Fourth of July, 2026!

Happy 250th birthday to the United States of America, and happy 154th birthday to Calvin Coolidge!

We should also observe the 200th anniversary of the passing of John Adams and Thomas Jefferson. In so doing, I’ll repost a bit from a few years back:

Imagine opening a newspaper in early July of 1826 to find that John Adams and Thomas Jefferson had died not merely on the same day, but on the fiftieth anniversary of the Founding itself. I’ll bet that as much as any event in our history ever had or would, the occasion of their deaths heightened the American sense of being watched over by what Jefferson called “Divine Providence.”
–Me, “Fourth of July, 2007.”

The US doesn’t play until Monday, so today I cheered for Morocco and France because they were the first two nations to recognize our independence. It worked, they won. Tonight: steaks, neighborhood fireworks, and the Cubbies are on national TV at Wrigley.
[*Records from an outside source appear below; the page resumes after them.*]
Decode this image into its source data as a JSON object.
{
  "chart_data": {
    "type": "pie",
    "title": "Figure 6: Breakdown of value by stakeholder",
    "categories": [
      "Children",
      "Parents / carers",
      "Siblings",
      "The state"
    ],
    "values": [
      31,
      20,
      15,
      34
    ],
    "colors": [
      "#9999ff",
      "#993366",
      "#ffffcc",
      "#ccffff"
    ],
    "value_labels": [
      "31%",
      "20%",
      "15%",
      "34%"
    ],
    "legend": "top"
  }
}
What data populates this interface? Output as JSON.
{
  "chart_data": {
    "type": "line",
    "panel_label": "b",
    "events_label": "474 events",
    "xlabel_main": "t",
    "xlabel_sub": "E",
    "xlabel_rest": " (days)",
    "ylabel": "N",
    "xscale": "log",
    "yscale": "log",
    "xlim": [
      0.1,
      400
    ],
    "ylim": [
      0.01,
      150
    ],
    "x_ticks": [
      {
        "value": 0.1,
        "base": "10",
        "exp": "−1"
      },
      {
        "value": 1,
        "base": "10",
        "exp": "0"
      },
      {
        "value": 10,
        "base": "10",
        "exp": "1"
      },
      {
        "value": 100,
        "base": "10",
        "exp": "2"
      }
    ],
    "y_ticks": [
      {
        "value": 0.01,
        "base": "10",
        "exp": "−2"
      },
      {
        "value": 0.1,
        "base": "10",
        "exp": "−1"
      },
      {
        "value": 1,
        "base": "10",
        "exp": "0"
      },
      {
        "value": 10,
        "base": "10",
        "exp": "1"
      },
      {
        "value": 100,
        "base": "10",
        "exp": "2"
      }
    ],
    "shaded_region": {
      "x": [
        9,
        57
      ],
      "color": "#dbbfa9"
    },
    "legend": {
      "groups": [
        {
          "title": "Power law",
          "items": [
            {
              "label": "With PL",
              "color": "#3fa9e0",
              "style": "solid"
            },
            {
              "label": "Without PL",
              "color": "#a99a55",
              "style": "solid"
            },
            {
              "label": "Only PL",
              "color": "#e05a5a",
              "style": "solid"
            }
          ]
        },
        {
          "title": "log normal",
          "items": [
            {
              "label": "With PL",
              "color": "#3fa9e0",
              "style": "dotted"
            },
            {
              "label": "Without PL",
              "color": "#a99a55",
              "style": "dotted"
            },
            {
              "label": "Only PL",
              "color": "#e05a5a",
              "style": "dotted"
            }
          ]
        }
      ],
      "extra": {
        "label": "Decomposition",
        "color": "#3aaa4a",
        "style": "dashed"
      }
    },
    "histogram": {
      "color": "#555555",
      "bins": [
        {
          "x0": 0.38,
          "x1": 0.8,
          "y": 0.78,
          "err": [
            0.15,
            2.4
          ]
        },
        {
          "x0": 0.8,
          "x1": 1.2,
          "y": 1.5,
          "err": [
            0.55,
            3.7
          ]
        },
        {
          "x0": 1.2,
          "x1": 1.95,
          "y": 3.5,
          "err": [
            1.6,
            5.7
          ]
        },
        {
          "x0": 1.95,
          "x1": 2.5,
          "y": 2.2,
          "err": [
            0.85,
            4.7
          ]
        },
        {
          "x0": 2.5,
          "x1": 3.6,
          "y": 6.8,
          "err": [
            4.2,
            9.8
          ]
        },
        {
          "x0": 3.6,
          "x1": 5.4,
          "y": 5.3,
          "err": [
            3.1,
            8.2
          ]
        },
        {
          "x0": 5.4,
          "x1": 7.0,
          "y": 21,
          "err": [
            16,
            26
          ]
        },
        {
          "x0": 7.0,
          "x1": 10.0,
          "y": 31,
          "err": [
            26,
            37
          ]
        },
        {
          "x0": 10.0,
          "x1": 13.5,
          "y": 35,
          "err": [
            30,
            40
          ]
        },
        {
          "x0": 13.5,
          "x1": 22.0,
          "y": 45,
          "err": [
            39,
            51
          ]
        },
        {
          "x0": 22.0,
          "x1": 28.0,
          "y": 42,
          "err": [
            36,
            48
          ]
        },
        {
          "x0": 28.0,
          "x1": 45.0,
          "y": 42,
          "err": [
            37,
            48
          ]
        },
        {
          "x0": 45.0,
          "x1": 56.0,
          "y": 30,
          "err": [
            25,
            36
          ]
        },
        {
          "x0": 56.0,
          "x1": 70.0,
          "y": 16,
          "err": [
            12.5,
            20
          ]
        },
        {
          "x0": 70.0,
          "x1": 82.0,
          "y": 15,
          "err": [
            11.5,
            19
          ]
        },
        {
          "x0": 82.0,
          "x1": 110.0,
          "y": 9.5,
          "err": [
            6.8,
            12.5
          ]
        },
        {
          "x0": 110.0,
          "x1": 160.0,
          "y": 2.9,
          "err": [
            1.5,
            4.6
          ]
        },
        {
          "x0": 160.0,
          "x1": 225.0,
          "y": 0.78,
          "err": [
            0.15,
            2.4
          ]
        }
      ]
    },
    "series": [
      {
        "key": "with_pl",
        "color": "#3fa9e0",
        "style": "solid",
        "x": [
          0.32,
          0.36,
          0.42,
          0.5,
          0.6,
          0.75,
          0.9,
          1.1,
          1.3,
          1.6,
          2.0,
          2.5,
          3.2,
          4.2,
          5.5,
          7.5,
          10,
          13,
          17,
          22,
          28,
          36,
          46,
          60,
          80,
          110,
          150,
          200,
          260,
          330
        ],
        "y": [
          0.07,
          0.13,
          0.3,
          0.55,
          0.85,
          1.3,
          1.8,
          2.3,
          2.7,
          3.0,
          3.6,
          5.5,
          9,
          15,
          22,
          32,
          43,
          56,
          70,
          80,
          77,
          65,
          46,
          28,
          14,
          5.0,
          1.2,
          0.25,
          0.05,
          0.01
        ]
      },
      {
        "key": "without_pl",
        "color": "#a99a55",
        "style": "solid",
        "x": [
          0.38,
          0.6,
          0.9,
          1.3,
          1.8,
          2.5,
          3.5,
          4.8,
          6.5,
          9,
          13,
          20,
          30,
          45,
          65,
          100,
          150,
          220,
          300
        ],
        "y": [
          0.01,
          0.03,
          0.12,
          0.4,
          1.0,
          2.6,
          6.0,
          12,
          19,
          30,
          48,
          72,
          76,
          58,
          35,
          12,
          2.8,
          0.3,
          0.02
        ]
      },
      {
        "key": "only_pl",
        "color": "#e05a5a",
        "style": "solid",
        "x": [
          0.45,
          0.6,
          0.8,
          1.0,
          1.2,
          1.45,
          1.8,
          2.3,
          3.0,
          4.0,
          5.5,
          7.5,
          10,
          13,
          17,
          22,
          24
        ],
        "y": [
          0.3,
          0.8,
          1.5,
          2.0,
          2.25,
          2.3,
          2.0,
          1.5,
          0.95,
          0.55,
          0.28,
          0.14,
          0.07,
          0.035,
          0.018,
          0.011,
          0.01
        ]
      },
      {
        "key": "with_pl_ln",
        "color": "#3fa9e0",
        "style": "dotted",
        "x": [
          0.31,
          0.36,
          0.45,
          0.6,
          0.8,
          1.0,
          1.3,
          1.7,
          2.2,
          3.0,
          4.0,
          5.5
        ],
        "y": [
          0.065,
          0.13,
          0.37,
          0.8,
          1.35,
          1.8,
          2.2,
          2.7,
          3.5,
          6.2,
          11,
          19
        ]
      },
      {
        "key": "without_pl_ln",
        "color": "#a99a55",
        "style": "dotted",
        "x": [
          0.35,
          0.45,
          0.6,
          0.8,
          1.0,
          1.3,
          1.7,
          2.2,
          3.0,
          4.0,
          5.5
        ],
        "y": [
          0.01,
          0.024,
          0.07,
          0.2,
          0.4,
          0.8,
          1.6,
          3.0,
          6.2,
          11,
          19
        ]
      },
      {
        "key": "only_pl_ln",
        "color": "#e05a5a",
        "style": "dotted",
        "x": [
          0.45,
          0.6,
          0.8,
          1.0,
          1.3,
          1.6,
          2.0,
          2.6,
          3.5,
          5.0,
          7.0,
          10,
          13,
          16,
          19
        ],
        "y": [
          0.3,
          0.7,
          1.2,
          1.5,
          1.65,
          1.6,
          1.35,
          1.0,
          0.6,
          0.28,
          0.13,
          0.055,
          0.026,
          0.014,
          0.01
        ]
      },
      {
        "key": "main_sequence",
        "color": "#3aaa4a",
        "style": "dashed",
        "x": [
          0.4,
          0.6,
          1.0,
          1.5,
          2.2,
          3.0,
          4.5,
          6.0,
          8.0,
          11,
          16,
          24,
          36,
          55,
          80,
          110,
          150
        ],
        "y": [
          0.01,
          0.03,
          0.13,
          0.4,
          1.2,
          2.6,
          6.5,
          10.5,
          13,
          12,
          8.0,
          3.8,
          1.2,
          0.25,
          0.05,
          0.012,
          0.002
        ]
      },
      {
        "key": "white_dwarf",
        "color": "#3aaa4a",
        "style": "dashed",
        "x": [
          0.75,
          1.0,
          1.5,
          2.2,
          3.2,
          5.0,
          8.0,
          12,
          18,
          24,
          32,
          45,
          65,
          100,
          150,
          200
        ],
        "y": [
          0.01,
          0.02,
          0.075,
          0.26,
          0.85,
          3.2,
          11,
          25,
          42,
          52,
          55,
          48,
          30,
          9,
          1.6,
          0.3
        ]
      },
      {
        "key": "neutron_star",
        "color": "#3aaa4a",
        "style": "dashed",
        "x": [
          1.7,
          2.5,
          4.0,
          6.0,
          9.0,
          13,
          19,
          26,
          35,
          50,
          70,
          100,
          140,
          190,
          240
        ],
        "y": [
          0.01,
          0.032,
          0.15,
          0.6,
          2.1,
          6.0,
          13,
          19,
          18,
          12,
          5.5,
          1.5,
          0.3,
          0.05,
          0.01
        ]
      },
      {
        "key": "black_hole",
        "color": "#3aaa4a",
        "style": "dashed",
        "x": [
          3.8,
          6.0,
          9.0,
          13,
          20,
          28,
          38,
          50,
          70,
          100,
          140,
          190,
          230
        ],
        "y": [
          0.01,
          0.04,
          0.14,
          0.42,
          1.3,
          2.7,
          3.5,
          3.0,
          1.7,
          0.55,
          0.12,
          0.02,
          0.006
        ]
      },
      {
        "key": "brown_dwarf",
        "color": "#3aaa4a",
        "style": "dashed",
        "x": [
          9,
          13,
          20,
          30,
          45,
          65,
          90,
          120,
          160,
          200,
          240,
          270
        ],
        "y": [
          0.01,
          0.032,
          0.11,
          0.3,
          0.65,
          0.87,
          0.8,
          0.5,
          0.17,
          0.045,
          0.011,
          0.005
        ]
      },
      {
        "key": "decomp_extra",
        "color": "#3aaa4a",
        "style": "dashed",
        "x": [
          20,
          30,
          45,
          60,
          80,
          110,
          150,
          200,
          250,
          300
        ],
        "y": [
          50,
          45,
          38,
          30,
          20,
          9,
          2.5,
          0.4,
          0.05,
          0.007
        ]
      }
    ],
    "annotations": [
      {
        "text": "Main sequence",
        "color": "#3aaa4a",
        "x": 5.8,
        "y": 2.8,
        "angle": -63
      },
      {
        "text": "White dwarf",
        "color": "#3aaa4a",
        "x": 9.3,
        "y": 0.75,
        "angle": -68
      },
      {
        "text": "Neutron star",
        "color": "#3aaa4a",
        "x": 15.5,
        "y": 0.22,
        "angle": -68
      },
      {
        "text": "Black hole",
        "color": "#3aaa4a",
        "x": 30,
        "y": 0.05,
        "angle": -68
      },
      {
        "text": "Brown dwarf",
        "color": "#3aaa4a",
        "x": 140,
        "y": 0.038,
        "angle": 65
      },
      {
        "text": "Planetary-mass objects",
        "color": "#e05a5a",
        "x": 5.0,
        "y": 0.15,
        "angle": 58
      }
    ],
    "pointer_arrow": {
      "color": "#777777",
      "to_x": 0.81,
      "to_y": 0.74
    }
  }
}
Speaking of the birthday boy, I think this year I’ll reuse one of my favorite commentaries on the Declaration. This excerpt comes from President Coolidge’s speech “The Inspiration of the Declaration,” delivered exactly 100 years ago… tomorrow. The Fourth was on a Sunday back in 1926, which was when people used to care about that sort of thing (as evidenced by a big chunk of the speech), so he gave his address the next day.

The whole thing’s worth reading, but today I re-post that part that resonates most with me:

About the Declaration there is a finality that is exceedingly restful. It is often asserted that the world has made a great deal of progress since 1776, that we have had new thoughts and new experiences which have given us a great advance over the people of that day, and that we may therefore very well discard their conclusions for something more modern. But that reasoning can not be applied to this great charter. If all men are created equal, that is final. If they are endowed with inalienable rights, that is final. If governments derive their just powers from the consent of the governed, that is final. No advance, no progress can be made beyond these propositions. If anyone wishes to deny their truth or their soundness, the only direction in which he can proceed historically is not forward, but backward toward the time when there was no equality, no rights of the individual, no rule of the people. Those who wish to proceed in that direction can not lay claim to progress. They are reactionary. Their ideas are not more modern, but more ancient, than those of the Revolutionary fathers.

As I’ve said before, if today you want to find fault or hypocrisy in the people who wrote and ratified the Declaration, and the people who worked and fought to achieve Independence, fine– but make sure to blame the humans, not the ideals.

The ideals were good. The ideals remain good, and they ever shall be good. We poor souls need to keep striving to live up to them.